Back just after the next session kicked off (so I missed the first bit of it) - table partitioning in SQL 2005 (Danny Tamb), which was kind of interesting, and finished the day off with a session from local Microsoft boy Dave Lean on Report Builder. I was actually surprised how good that session was. It might even have been the best session of the week (and that's saying something as I'm a SQL purist - T-SQL query logic optimisation, execution plans, index tuning, storage engine internals, etc. - and don't really get into the whole BI/reporting bit of the SQL product suite). But I think there is a real future for Report Builder, which fits in between Report Designer & Report Manager and was not released with the early SQL 2000 release of Reporting Services. I was even envisaging which departments (Finance, HR, Marketing) would be big users of Report Builder if we gave them the infrastructure for it.

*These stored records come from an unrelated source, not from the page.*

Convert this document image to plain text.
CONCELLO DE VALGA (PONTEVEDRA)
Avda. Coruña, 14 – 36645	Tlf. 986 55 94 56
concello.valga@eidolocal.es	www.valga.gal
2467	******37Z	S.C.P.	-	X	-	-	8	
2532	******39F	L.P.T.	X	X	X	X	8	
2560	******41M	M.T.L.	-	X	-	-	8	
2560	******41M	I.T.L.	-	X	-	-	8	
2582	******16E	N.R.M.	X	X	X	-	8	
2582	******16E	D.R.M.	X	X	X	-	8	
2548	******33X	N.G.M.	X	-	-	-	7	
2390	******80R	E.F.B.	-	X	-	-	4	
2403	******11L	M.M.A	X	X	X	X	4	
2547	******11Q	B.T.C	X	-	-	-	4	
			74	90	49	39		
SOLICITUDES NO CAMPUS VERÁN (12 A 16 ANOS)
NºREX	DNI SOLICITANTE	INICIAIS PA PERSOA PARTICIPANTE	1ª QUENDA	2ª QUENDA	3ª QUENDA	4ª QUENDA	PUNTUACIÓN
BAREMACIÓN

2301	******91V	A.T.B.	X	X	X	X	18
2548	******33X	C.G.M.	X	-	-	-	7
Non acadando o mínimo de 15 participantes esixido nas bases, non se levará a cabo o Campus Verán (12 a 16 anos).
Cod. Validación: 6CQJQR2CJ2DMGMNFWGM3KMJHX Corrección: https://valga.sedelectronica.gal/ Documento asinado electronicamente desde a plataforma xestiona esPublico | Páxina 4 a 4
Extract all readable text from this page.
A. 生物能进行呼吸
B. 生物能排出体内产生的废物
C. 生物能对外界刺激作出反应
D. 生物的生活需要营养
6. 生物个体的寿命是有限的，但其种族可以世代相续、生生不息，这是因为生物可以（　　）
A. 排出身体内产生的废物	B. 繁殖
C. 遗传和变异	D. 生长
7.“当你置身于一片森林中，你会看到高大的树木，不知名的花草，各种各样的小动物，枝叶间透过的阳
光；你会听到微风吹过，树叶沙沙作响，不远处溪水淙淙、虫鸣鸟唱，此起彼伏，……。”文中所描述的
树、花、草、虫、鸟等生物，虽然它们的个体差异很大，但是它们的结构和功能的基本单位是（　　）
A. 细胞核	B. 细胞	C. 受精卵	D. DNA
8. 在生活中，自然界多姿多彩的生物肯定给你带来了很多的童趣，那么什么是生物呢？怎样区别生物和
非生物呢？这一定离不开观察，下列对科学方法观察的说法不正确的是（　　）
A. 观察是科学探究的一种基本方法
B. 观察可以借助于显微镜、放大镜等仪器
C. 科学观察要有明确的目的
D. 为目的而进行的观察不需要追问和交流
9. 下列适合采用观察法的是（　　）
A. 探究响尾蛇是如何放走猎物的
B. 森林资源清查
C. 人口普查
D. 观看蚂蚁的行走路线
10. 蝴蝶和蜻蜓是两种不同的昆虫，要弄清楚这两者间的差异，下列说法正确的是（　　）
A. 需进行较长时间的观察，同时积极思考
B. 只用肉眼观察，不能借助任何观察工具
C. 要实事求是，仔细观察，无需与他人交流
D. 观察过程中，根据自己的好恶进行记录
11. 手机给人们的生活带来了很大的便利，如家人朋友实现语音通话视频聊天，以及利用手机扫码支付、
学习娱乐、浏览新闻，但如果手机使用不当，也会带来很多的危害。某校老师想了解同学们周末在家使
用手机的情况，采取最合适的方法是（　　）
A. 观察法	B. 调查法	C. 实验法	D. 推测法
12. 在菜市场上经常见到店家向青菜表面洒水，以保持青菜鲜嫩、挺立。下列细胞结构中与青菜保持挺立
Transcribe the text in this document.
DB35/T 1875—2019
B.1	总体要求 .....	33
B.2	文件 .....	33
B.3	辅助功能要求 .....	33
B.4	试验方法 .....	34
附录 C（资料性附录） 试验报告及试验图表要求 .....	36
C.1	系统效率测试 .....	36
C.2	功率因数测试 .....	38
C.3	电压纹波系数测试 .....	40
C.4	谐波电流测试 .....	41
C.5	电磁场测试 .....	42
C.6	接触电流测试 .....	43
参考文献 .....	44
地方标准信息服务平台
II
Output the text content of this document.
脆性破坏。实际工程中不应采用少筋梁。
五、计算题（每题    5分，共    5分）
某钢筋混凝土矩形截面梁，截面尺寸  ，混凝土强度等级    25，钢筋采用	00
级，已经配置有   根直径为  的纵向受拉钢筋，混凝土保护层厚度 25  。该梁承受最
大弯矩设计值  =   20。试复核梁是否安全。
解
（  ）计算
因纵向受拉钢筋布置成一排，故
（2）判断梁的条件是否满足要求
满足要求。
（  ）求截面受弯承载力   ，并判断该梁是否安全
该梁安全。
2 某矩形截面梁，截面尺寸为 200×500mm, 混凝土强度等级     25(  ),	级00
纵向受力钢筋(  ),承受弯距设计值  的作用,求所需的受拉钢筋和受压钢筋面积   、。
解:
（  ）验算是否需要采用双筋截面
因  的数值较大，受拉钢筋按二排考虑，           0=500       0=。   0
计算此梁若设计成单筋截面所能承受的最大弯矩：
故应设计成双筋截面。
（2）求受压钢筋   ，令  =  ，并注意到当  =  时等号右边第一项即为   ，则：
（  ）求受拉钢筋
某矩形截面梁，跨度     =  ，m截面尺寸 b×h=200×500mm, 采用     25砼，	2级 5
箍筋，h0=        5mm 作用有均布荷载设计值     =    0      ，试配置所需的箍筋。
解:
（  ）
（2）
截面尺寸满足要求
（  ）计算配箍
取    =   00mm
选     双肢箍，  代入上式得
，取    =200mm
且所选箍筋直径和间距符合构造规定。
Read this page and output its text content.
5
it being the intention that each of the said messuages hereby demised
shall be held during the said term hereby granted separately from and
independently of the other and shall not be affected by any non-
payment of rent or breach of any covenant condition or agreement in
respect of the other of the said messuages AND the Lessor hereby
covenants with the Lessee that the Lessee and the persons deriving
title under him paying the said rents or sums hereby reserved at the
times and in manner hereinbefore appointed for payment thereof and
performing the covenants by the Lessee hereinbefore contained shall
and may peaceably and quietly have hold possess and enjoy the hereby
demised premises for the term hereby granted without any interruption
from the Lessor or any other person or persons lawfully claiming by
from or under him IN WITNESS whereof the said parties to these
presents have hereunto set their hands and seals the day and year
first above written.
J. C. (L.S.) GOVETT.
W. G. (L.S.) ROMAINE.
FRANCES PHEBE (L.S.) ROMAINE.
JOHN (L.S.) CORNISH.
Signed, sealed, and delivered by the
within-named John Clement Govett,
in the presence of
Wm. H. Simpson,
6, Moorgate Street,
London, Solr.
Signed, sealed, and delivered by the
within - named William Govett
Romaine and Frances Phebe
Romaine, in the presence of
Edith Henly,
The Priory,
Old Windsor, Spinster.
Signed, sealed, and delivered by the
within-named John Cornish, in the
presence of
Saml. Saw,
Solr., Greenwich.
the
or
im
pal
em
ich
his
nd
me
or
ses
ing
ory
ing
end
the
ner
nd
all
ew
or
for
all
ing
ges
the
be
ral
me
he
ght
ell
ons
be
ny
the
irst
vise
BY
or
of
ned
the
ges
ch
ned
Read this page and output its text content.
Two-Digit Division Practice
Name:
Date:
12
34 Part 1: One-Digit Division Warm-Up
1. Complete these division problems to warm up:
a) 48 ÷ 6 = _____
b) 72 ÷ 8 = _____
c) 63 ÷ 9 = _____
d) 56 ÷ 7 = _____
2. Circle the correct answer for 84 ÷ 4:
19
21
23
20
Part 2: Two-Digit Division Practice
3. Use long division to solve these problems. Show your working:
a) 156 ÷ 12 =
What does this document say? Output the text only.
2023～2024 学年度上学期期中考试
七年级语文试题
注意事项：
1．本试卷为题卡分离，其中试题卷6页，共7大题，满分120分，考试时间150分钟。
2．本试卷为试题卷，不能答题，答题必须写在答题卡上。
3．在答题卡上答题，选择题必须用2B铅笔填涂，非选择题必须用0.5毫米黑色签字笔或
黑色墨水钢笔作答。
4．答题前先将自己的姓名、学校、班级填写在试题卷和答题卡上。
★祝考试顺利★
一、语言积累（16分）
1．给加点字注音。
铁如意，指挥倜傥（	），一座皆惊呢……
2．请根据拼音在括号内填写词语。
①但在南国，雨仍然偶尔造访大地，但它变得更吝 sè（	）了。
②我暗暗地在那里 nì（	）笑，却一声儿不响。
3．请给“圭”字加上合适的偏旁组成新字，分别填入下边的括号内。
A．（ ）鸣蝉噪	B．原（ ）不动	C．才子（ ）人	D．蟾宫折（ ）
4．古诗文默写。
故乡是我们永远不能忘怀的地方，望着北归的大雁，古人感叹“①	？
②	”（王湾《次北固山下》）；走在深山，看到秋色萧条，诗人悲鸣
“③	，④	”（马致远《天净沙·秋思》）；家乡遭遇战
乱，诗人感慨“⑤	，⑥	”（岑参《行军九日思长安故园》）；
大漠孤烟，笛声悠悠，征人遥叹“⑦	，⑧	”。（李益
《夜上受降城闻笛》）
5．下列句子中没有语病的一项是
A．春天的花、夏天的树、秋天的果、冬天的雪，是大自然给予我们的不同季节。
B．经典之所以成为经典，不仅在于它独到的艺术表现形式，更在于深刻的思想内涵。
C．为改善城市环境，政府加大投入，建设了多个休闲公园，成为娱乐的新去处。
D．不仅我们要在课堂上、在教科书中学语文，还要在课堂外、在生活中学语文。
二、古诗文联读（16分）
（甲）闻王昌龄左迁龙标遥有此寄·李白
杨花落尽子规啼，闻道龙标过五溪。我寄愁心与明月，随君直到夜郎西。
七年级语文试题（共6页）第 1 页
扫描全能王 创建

It's kind of fun checking out all these new Microsoft toys but at the same time kind of depressing because the opportunities to seriously evaluate them (in the context of the business) and deploy them are usually very limited. How many DBAs have the opportunity to play with table partitioning (not in production) in the context of flicking around 100+ GB of data on multiple filegroups, each with their own physical underlying RAID volume? I think I'm going to have to rip apart & rebuild my secret "play" SQL box in our secondary data centre (it's not really secret, but I just keep fairly quiet about it and people tend to keep forgetting it's out there <g>, otherwise it would probably get rebuilt in a heartbeat as some "useful" server for some other technology, like Citrix, Exchange or SMS or some such other crap). Yep, I'm definitely going to have to set up a proper play environment; where else are I going to mirror the DBs on my notebook to?

Anyway, left TechEd at about 5:30 and wandered around Broadbeach for about half an hour (couldn't go to the Gold Coast and not check out the beach...not bad...it's very long). By about 6pm I was running out of things to do to kill time (plane doesn't leave until 8pm) so I wandered back to the hotel, got my bags and cabbed it to Coolangatta airport; I figured reading my book at night at the airport wasn't much different from reading by book at night in the lobby of the Sofitel. Checkin was non-eventful. Waiting for boarding was boring (that's when I was typing all today's musings). I'm expecting to get home tonight at almost 11pm and I'll bet there'll be a middle-of-the-night feed for my little girl. So I'm not expecting to get too much sleep tonight, especially since the wife wants the day off tomorrow (and rightly so - she's had a hard week). Oh well...next stop, Sydney airport.

Uneventful flight, 1 hour taxi ride home ($94 later - ouch!) and I'm home at about 11pm. Ah, but it's good to be home.

Thursday, September 01, 2005

TechEd Australia 2005: Day 2

Another fairly uneventful day. The sessions I went to today were XML, XML & more XML first thing this morning (I'm not much of an unstructured data kind of guy - give me a relationship DB any day) and a tour of the SQL 2005 client tools (learnt a couple things but not much since I've been playing with the tools for about a year) to top off the morning. The afternoon started with debunking security myths (it's the Jesper & Steve show - very entertaining), followed by SQL backup & recovery (I was actually a bit surprised at the number of extra backup/recovery features in SQL 2005). Late arvo/evening was upgrading to SQL 2005 (for all the components) and Jesper came back to lock down SQL 2000 security by hacking the life out of account permissions, registry ACLs, NTFS permissions & SQL system objects (mostly fairly dangerous stuff IMHO - likely to leave your SQL server rather unstable/unusable...but definitely more secure).

Lots of stuff to think about from today and experiment with. Time to build up a virtual PC, because there's going to be a fair bit of tearing apart and rebuilding methinks. And I've got to get me a copy of Jesper & Steve's book!